If you don't 'like' (for lack of a better word) configuration then Vim is
definitely the better editor.

I'm indeed the type of guy that carries his config files with him :) (be it on
a USB stick, my website, Dropbox, GitHub, etc.)

------
coffee_bender
It seems like everything the author likes about vim are simply features he
found more easily than he did in emacs. Duplicating a line in emacs is not
difficult. emacs certainly has macros as well. A few simple google queries or
looking in the emacs help system would reveal this very quickly. Not that
there is anything wrong with vim, but the criticisms against emacs and other
editors just seem lazy.

------
yangyang
I switched the other way (vim to emacs), and whilst there are some annoyances
and it's not quite as "pure", I'd never go back.

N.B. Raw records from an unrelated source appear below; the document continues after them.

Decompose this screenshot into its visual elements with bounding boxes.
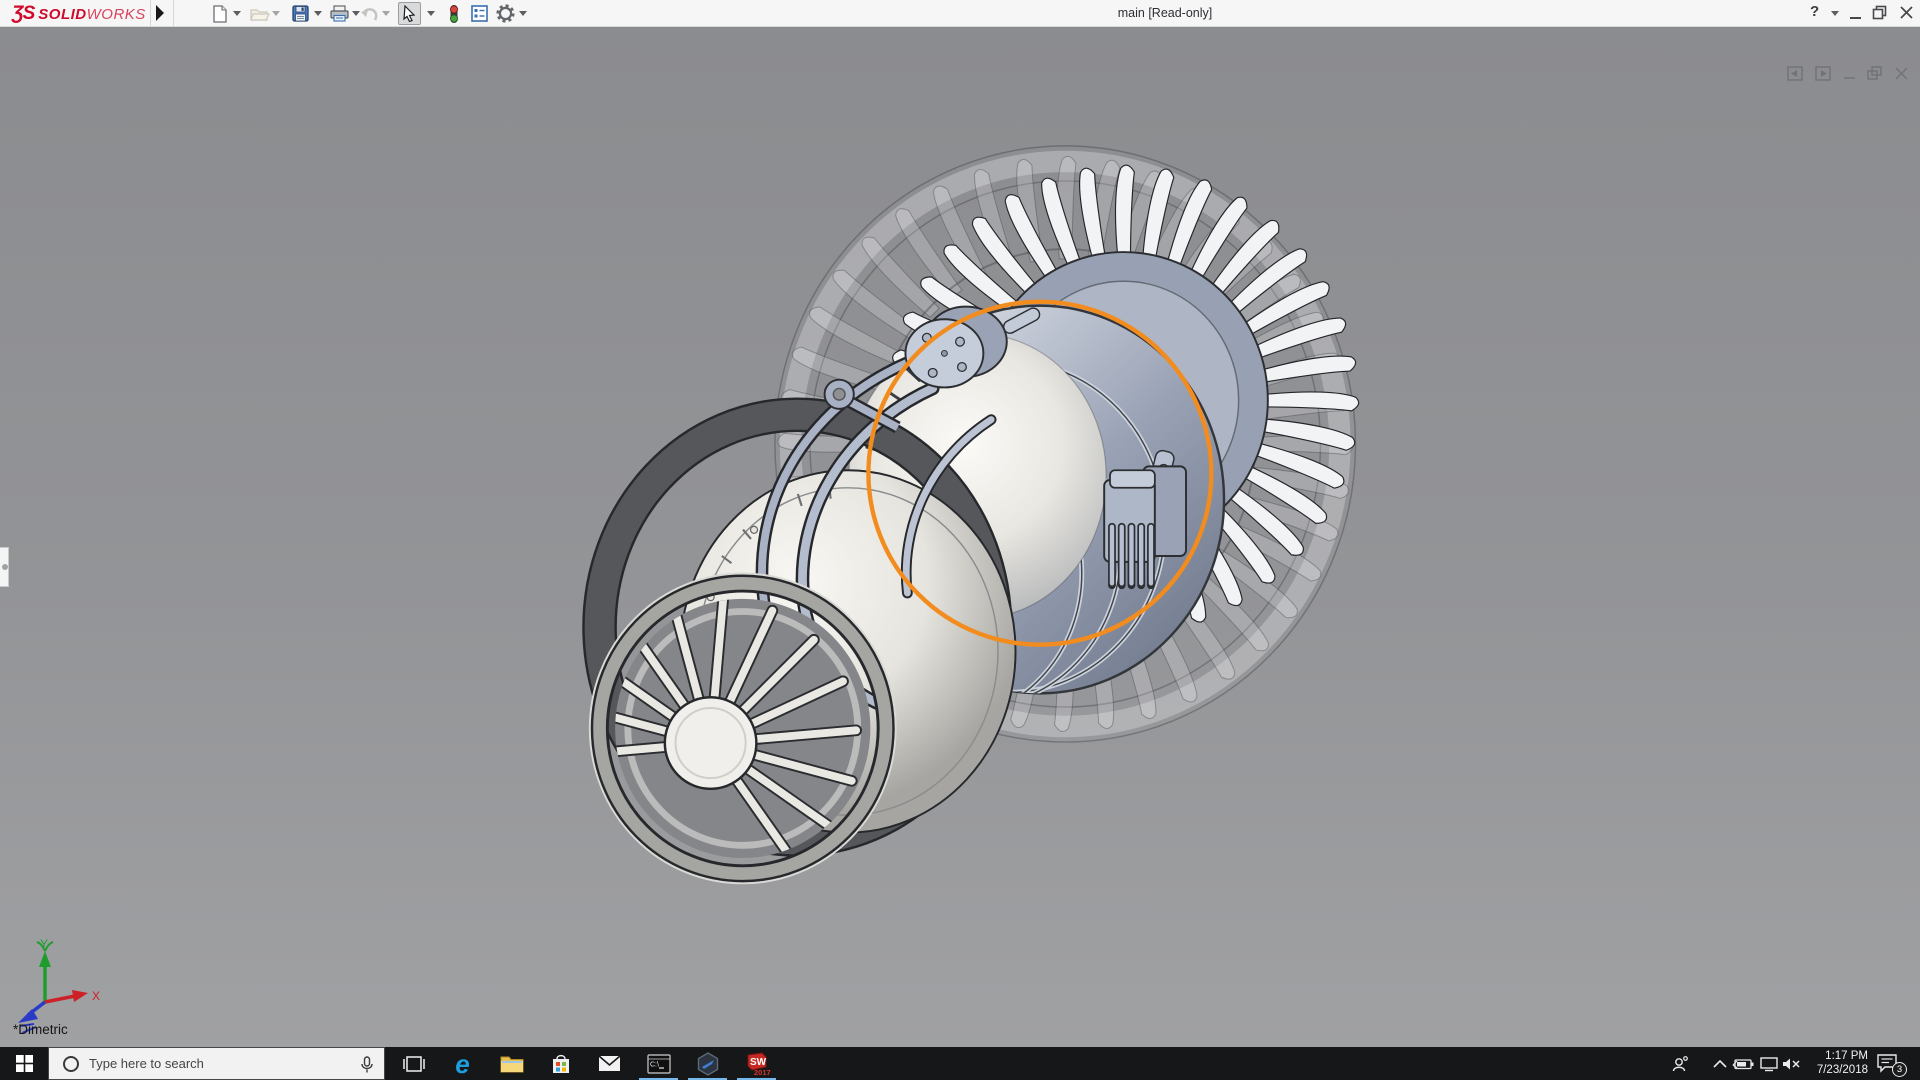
svg-text:2017: 2017 xyxy=(754,1068,771,1077)
traffic-light-icon xyxy=(448,4,460,24)
microphone-icon[interactable] xyxy=(360,1056,374,1074)
search-input[interactable] xyxy=(89,1056,339,1071)
document-title: main [Read-only] xyxy=(1118,6,1213,20)
undo-arrow-icon xyxy=(360,6,379,22)
mail-button[interactable] xyxy=(585,1047,634,1080)
graphics-viewport[interactable]: Y X *Dimetric xyxy=(0,27,1920,1047)
taskbar-clock[interactable]: 1:17 PM 7/23/2018 xyxy=(1798,1050,1868,1077)
undo-button[interactable] xyxy=(358,2,381,25)
windows-logo-icon xyxy=(16,1055,33,1072)
clock-date: 7/23/2018 xyxy=(1798,1064,1868,1078)
people-button[interactable] xyxy=(1668,1047,1692,1080)
notification-badge: 3 xyxy=(1892,1062,1907,1077)
new-document-dropdown[interactable] xyxy=(233,11,241,16)
close-button[interactable] xyxy=(1899,5,1915,21)
command-prompt-button[interactable]: C:\ xyxy=(634,1047,683,1080)
task-view-icon xyxy=(403,1054,425,1074)
people-icon xyxy=(1671,1055,1689,1073)
clock-time: 1:17 PM xyxy=(1798,1050,1868,1064)
engine-3d-model xyxy=(0,27,1920,1047)
view-orientation-label: *Dimetric xyxy=(13,1022,68,1037)
battery-button[interactable] xyxy=(1731,1047,1755,1080)
svg-text:SW: SW xyxy=(750,1057,767,1068)
menu-flyout-arrow-icon[interactable] xyxy=(156,5,164,21)
restore-button[interactable] xyxy=(1872,5,1888,21)
axis-label-y: Y xyxy=(40,937,48,951)
command-prompt-icon: C:\ xyxy=(647,1054,671,1074)
solidworks-2017-icon: SW 2017 xyxy=(743,1051,771,1077)
network-button[interactable] xyxy=(1757,1047,1781,1080)
minimize-button[interactable] xyxy=(1849,4,1863,22)
printer-icon xyxy=(330,5,349,22)
edge-button[interactable]: e xyxy=(438,1047,487,1080)
gear-icon xyxy=(496,4,515,23)
svg-text:C:\: C:\ xyxy=(650,1061,659,1068)
help-dropdown[interactable] xyxy=(1831,11,1839,16)
battery-charging-icon xyxy=(1732,1057,1754,1071)
document-window-controls xyxy=(1786,65,1912,83)
properties-list-icon xyxy=(471,5,488,22)
help-button[interactable]: ? xyxy=(1810,3,1819,20)
select-cursor-icon xyxy=(402,5,417,22)
action-center-button[interactable]: 3 xyxy=(1874,1047,1908,1080)
open-button[interactable] xyxy=(248,2,271,25)
logo-text-solid: SOLID xyxy=(38,6,86,23)
hidden-icons-button[interactable] xyxy=(1708,1047,1732,1080)
new-document-icon xyxy=(212,5,228,23)
ds-logo-mark: ƷS xyxy=(12,3,34,25)
start-button[interactable] xyxy=(0,1047,48,1080)
axis-label-x: X xyxy=(92,989,100,1003)
task-view-button[interactable] xyxy=(389,1047,438,1080)
save-floppy-icon xyxy=(292,5,309,22)
doc-close-icon xyxy=(1896,68,1907,79)
reference-triad: Y X xyxy=(0,27,120,1047)
triad-x-axis: X xyxy=(45,989,100,1003)
triad-y-axis: Y xyxy=(37,937,53,1002)
store-icon xyxy=(551,1053,571,1074)
properties-button[interactable] xyxy=(468,2,491,25)
hexagon-app-button[interactable] xyxy=(683,1047,732,1080)
save-dropdown[interactable] xyxy=(314,11,322,16)
logo-text-works: WORKS xyxy=(87,6,146,23)
print-button[interactable] xyxy=(328,2,351,25)
file-explorer-icon xyxy=(500,1054,524,1073)
options-button[interactable] xyxy=(494,2,517,25)
titlebar: ƷS SOLID WORKS xyxy=(0,0,1920,27)
traffic-light-button[interactable] xyxy=(442,2,465,25)
select-tool-button[interactable] xyxy=(398,2,421,25)
open-dropdown[interactable] xyxy=(272,11,280,16)
chevron-up-icon xyxy=(1713,1059,1727,1069)
select-tool-dropdown[interactable] xyxy=(427,11,435,16)
mail-icon xyxy=(598,1055,621,1072)
edge-icon: e xyxy=(455,1053,469,1075)
hexagon-app-icon xyxy=(696,1052,720,1076)
options-dropdown[interactable] xyxy=(519,11,527,16)
save-button[interactable] xyxy=(289,2,312,25)
cortana-icon xyxy=(63,1056,79,1072)
windows-taskbar: e C:\ xyxy=(0,1047,1920,1080)
store-button[interactable] xyxy=(536,1047,585,1080)
new-document-button[interactable] xyxy=(208,2,231,25)
solidworks-2017-button[interactable]: SW 2017 xyxy=(732,1047,781,1080)
open-folder-icon xyxy=(250,6,270,22)
network-icon xyxy=(1759,1056,1779,1072)
file-explorer-button[interactable] xyxy=(487,1047,536,1080)
undo-dropdown[interactable] xyxy=(382,11,390,16)
solidworks-logo: ƷS SOLID WORKS xyxy=(12,3,146,25)
taskbar-search[interactable] xyxy=(48,1047,385,1080)
doc-restore-icon xyxy=(1868,67,1881,79)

I'm surprised that an emacs user says that macros in vim are "awesome" -
they're there and very straightforward to use in Emacs, too.

------
Zarathu
What I Don't Like About Wordpress

    
    
      Fatal error: Out of memory (allocated 1310720) (tried to allocate 28 bytes) in /home/patmadd1/public_html/wp-settings.php on line 248

------
benreesman
i use vim and emacs both every day for different purposes. it's my opinion
that vim is a better text-editor, but emacs is clearly the more powerful of
the two.

in the bitter end for me it comes down to whether or not i can swallow the
indentation that emacs wants to shove down my throat for that particular
language. for lisp, yes, for javascript, no thanks.

------
icey
I just wish there was a good SLIME equivalent for Vim.

------
GeneralMaximus
I like Vim because:

(1) I've used it more than Emacs and most keybindings are now muscle memory.

(2) Goto (1).

------
steve19
Site went down.